Mentre ci caliamo decidiamo di integrare con qualche fix gli ultimi tiri saliti, giusto per rendere la linea sicura e intuibile per i prossimi ripetitori. Dopo la terza calata ecco il primo, ma anche l’unico, problema: la corda si incastra durante una doppia e non c’è modo di liberarla. Fortunatamente ci troviamo già alle fisse attrezzate nei giorni precedenti e, siccome torneremo per ripetere la via, abbandoniamo la corda incastrata. Ci dirigiamo così alla grotta, dove prepariamo gli zaini ancora molto pesanti e iniziamo le due ore di cammino che ci separano dal villaggio.

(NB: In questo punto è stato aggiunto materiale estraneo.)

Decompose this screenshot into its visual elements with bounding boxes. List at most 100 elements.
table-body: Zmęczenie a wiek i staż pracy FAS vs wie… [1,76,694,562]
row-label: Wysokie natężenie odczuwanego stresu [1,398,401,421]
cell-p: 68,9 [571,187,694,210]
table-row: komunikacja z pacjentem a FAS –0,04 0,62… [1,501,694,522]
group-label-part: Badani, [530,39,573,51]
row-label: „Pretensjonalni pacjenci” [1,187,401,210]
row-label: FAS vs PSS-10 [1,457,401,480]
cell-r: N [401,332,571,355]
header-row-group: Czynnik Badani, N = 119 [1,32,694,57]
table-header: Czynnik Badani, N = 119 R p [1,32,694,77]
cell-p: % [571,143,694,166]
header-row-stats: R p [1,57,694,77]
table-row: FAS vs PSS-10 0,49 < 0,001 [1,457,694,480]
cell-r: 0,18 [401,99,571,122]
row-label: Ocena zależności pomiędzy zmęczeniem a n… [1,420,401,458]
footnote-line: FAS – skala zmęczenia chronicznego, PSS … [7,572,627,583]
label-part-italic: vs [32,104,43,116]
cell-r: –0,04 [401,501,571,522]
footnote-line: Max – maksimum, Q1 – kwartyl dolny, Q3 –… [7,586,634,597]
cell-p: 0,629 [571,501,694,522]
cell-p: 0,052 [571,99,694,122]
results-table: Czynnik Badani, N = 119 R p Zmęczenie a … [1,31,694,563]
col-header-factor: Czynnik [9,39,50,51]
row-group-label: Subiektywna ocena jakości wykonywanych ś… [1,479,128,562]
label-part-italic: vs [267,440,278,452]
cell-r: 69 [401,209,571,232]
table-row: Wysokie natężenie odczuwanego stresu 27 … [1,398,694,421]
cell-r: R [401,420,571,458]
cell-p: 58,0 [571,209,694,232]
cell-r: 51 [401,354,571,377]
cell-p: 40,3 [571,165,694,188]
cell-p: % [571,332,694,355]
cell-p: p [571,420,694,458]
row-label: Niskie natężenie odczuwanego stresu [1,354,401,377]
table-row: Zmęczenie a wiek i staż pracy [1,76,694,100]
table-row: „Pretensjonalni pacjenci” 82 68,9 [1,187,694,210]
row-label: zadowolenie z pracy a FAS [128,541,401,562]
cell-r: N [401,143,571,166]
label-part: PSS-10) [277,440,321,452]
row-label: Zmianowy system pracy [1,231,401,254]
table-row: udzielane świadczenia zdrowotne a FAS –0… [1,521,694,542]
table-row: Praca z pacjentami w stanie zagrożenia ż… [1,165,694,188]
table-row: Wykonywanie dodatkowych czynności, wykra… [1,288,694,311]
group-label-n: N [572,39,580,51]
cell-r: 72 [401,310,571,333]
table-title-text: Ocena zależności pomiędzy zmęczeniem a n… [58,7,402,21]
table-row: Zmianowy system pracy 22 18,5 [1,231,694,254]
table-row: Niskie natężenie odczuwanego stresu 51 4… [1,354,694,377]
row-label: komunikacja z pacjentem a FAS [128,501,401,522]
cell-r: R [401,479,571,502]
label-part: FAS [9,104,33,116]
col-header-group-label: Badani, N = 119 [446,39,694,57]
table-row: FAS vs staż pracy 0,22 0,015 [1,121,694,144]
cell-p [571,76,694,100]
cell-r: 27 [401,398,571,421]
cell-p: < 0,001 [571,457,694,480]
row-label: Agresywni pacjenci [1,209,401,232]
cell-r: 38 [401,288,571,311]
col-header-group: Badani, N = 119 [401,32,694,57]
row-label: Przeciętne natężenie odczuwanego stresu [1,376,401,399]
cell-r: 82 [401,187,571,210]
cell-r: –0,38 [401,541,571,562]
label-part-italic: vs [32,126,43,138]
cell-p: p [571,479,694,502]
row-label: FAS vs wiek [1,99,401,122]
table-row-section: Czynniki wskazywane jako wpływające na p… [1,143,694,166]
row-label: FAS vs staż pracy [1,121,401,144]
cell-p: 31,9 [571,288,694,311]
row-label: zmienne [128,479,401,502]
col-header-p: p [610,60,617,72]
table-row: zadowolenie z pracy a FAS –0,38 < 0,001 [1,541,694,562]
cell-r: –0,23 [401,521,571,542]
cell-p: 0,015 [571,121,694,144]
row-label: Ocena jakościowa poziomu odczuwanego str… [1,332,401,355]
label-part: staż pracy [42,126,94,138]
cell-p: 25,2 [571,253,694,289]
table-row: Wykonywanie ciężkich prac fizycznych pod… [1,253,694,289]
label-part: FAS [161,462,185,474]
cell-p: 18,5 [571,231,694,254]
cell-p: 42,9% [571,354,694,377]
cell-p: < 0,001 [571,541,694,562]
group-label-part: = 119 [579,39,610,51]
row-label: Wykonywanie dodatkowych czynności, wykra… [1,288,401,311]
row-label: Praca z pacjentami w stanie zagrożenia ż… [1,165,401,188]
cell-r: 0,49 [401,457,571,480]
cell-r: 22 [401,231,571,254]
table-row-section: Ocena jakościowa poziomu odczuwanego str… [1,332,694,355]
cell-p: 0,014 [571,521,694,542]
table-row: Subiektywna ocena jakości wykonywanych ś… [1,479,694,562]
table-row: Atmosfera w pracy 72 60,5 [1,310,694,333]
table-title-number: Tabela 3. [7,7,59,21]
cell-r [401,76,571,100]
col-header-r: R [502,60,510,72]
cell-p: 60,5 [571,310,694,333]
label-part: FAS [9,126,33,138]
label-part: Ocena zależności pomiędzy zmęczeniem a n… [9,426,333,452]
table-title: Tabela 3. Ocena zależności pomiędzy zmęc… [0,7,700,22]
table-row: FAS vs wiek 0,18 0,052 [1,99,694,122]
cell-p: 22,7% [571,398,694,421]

Raggiunto il nostro alloggio, ci attendono gli amici per festeggiare in compagnia con una bella cena, ovviamente a base delle immancabili "yellow soup" e tajine. Mancano solo due giorni prima del rientro in Italia, l’indomani riposeremo per poi andare a ripetere la via tutti insieme domenica. Il sabato passa veloce, siamo davvero stanchi e abbiamo proprio bisogno – e voglia – di passare una giornata di relax godendoci la tranquillità ed i ritmi di Taghia.

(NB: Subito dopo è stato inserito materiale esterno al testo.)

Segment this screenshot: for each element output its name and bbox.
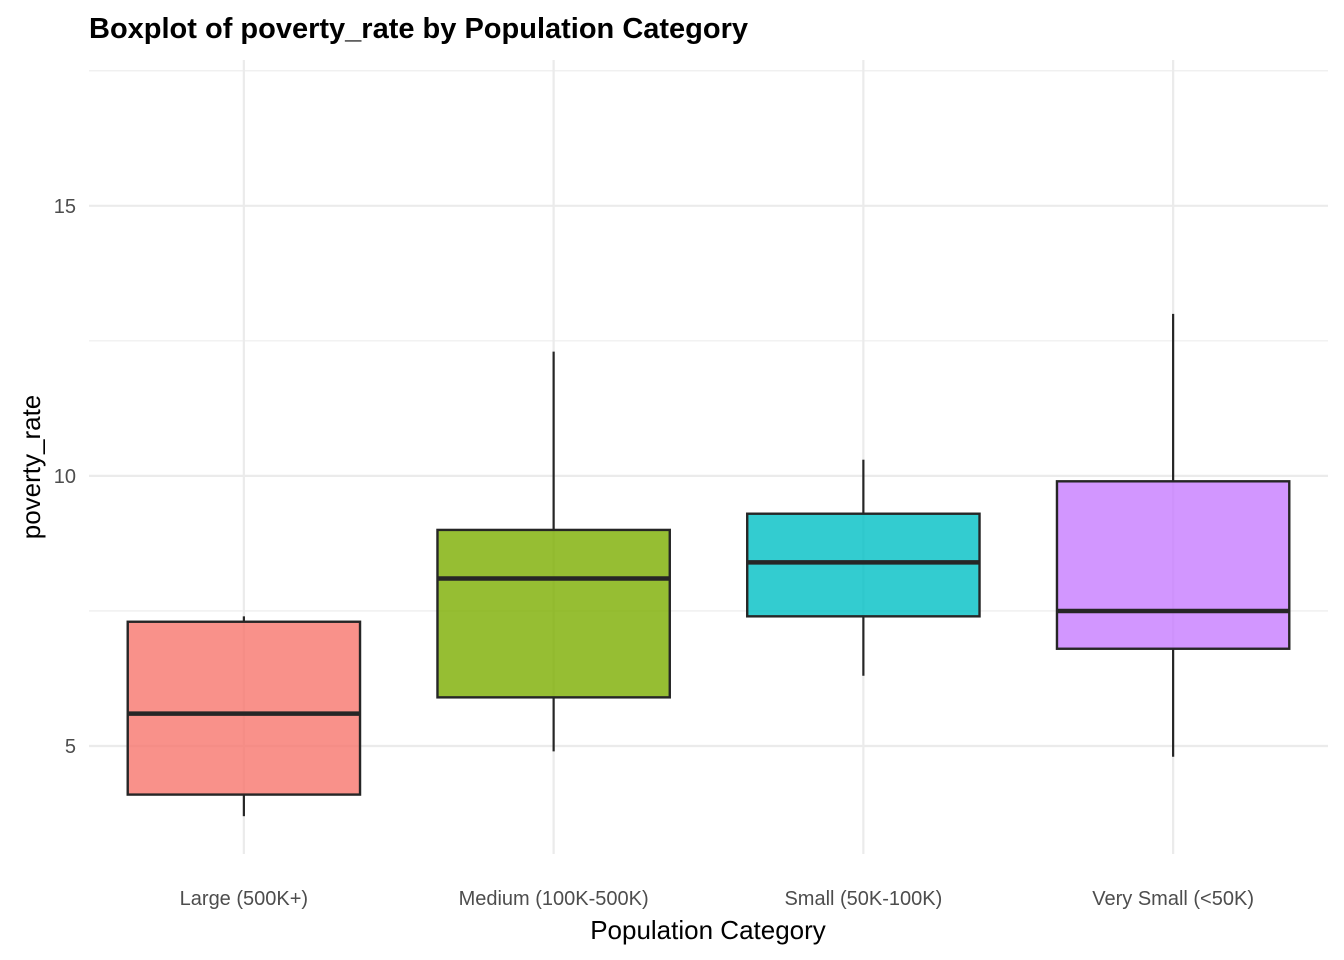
box-body bbox=[126, 620, 362, 796]
y-tick-label: 5 bbox=[65, 736, 76, 758]
box-body bbox=[746, 512, 981, 618]
x-tick-label: Large (500K+) bbox=[180, 888, 308, 910]
x-tick-label: Medium (100K-500K) bbox=[459, 888, 649, 910]
box-0 bbox=[126, 616, 362, 817]
x-tick-label: Small (50K-100K) bbox=[784, 888, 942, 910]
box-1 bbox=[436, 351, 671, 752]
y-tick-label: 15 bbox=[54, 196, 76, 218]
x-tick-label: Very Small (<50K) bbox=[1092, 888, 1254, 910]
boxes bbox=[126, 313, 1291, 817]
tick-labels: 5 10 15 Large (500K+) Medium (100K-500K) Smal… bbox=[54, 196, 1254, 910]
y-tick-label: 10 bbox=[54, 466, 76, 488]
chart-title: Boxplot of poverty_rate by Population Ca… bbox=[89, 13, 748, 45]
y-axis-title: poverty_rate bbox=[16, 395, 46, 540]
box-3 bbox=[1055, 313, 1291, 757]
x-axis-title: Population Category bbox=[590, 915, 826, 945]
box-body bbox=[436, 528, 671, 699]
box-2 bbox=[746, 459, 981, 676]
box-body bbox=[1055, 480, 1291, 650]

La domenica, finalmente con zaini leggeri, ripartiamo verso il Tadrarate insieme al resto del gruppo. Dopo varie ore di scalata, siamo tutti in cima a goderci il panorama e a scambiare qualche battuta, pensando già ai gradi e alle difficoltà incontrate. Io e Andrea siamo gli ultimi a scendere: liberiamo la parete dalle fisse e raggiungiamo il resto del gruppo alla base. Scolpiamo il nome nella roccia, facciamo la foto di rito e per l’ultima volta affrontiamo la discesa che ci riporta a Taghia.

Il nome scelto per la via è GoPura, nome del gruppo di amici scalatori scelto ormai dieci anni fa e che è un gioco di parole tra un noto marchio e il dialetto bergamasco, nel quale "go pura" significa "ho paura". Siamo davvero soddisfatti del risultato di questa avventura, anche se ciò che rimane indelebile è la magia di questa esperienza condivisa. La via è di stampo moderno, abbastanza esigente poiché attrezzata a fix distanziati (dove improteggibile) e da integrare dove la roccia lo consente. Si trova all’interno del canyon del Tadrarate nel quale corrono molte bellissime vie ma, tutte o quasi, particolarmente difficili; speriamo quindi che questa linea possa attirare in questa splendida area anche cordate alla ricerca di gradi un po’ più morbidi.

Abituati al caos dell’occidente, in questo villaggio fatto di case con i tetti di fango e di persone dalla vita semplice, sembra di esser in un’epoca che non c’è più. Purtroppo, anche qui le cose stanno cambiando: già rispetto ai racconti di chi c’è stato vent’anni fa tutto è diverso, più occidentalizzato.Nonostante la presenza dei climber abbia portato anche un po’ di ricchezza e sia abbastanza ben accetta (i berberi son tra le persone più gentili e generose che abbiamo mai incontrato), inevitabilmente Taghia sta venendo influenzata e cambiata dal nostro stile di vita. La speranza è che lo spirito di questo posto possa mantenersi il più a lungo possibile e che quando torneremo qui, perché sicuramente una "prossima volta" ci sarà, potremo sentire le stesse magiche sensazioni.Non possiamo che essere profondamente grati a questo meraviglioso posto che ci ha permesso di realizzare un sogno che avevamo nel cassetto: grazie Taghia, ci hai fatto emozionare e non poco!